BROOMFIELD, COLO. — The WhiteWave Foods Co., citing consumer feedback and not safety concerns, plans to remove carrageenan from its Silk and Horizon Organic products, according to Facebook postings for the two brands. Blogger Vani Hari, also known as “The Food Babe,” applauded the move and urged her readers to avoid all products industrywide that include carrageenan on the ingredient list.

An announcement on carrageenan appeared Aug. 21 on Facebook pages for Silk and Horizon Organic. Soy milk, almond milk and coconut milk are sold under the Silk brand. Organic milk is sold under the Horizon Organic brand. Carrageenan, a purified extract of red seaweed, is used as natural thickener and stabilizer in food products, according to the postings. The Food and Drug Administration allows its use as a direct food additive.

“Even though it is safe, our consumers have told us they want products without it,” the Facebook postings said.

The decision to remove carrageenan from Silk and Horizon Organic products was made months ago, the postings said.

“This change will occur gradually over the next two years, as it takes time to work through the many formulations of our various products,” the postings said.

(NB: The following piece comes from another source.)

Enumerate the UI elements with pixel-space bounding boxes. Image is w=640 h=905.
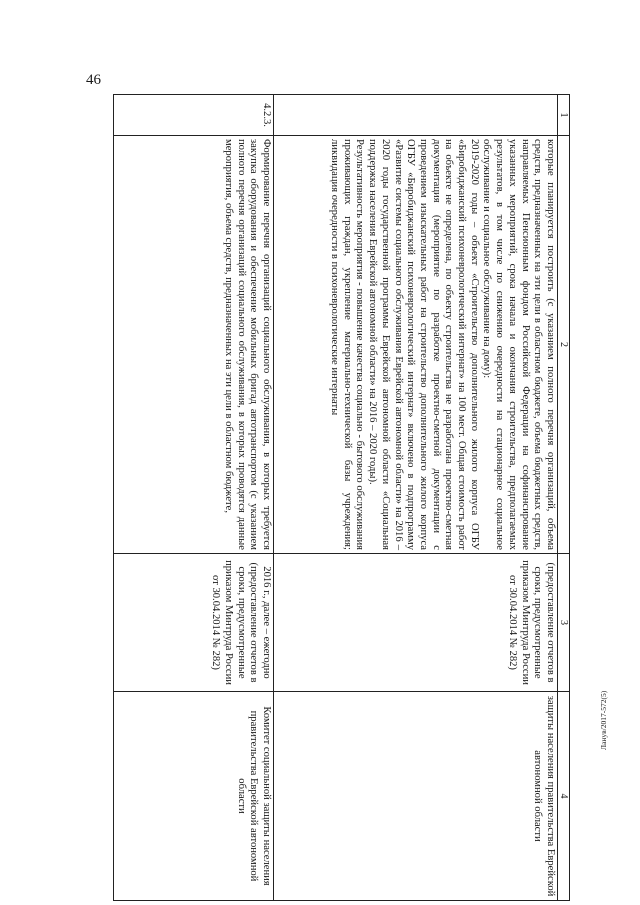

Ms. Hari heard about the planned carrageenan removal before the Facebook postings and wrote about it in her Aug. 19 blog.

“Let’s help to be part of this sweeping change to remove carrageenan from our food supply by avoiding all products with carrageenan and ask companies who are still using it to drop it,” she wrote.

In a blog in February of this year, Ms. Hari wrote about Subway using azodicarbonamide (ADA), a dough conditioner, in its bread. Subway at the time said it had been planning to remove ADA from its bread. Since then the restaurant chain has done so.

In writing about carrageenan, Ms. Hari cited a March 2013 report from The Cornucopia Institute, Cornucopia, Wis., titled, “Carrageenan, How a ‘Natural’ Food Additive is  Making Us Sick.” The Cornucopia report said animal studies have shown food-grade carrageenan causes gastrointestinal inflammation and higher rates of intestinal lesions, ulcerations and even malignant tumors.

Carrageenan has been allowed as a natural, non-organic substance in organic processed products since 2003 and is on the National List of Allowed and Prohibited Substances, according to the U.S. Department of Agriculture. To qualify for the “organic” labeling category, at least 95% of a product’s content must be certified organic. The other 5% may be composed of specifically allowed non-organic substances like carrageenan.